The full process document captures 48 lessons learned across all phases — from torch.export migration patterns to multi-function model weight deduplication to the discovery that high SSIM doesn’t correlate with high quality (a node with SSIM 0.80 scored only 5.1/10 because it had high structural similarity but poor task completion).
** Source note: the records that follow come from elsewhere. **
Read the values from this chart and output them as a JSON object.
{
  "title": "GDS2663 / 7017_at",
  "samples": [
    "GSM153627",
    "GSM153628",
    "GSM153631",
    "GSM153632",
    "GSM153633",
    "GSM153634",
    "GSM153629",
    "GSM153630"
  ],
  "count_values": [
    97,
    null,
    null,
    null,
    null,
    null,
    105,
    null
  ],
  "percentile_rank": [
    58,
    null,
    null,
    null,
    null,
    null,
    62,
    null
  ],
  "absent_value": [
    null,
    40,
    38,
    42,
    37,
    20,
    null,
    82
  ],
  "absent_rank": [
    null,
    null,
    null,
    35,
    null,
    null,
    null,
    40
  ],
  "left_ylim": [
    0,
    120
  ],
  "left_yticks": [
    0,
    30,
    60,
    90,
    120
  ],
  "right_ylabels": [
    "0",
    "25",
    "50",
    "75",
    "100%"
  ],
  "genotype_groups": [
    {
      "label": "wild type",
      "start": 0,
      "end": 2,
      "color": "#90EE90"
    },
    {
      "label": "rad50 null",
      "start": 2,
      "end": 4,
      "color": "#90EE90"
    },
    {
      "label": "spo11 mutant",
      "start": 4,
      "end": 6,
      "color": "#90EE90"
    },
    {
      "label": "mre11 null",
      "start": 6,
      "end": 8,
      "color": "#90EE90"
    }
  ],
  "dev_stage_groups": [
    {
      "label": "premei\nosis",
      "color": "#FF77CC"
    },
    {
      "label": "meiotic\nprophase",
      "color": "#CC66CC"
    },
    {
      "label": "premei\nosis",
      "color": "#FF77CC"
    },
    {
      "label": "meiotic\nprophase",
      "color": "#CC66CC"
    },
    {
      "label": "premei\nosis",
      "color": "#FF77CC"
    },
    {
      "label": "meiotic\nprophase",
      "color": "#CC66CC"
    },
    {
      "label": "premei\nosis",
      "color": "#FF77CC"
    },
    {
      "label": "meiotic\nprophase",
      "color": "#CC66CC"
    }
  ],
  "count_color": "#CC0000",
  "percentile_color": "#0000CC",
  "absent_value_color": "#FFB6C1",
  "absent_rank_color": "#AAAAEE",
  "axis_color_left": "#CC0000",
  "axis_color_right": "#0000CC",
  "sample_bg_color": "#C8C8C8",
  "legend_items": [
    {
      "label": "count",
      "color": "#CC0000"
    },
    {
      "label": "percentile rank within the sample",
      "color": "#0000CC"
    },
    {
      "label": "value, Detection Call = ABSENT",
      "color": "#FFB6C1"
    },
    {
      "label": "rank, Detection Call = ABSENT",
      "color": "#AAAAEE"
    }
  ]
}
Six Identified Failure Modes

The GPT-5.4 benchmark identified six distinct failure patterns in compose/transform mode:

  1. Collage/split-screen — model tiles sources side-by-side instead of integrating them
  2. Identity replacement — generates plausible but wrong people (affects ~80% of transform nodes with faces)
  3. Subject fusion — merges two subjects into one grotesque figure
  4. Source dropping — picks one source image and ignores the others entirely
  5. Subject hallucination — invents extra people or duplicates subjects
  6. Species/type change — converts cats to humans during style transfer

These are documented with specific examples, root causes, and tuning priorities. Generate mode avoids all of them. The quality cliff from generate (8.35) to compose (4.66) is almost entirely about whether source identity must be preserved — when it doesn’t (scene+scene, objects, stylized characters), composition works well.


18 phases, 65 benchmark nodes, 2,286 LLM calls, 5.2 GB of quantized models, zero Python runtime dependencies. From a server-side research pipeline to something that fits in your pocket.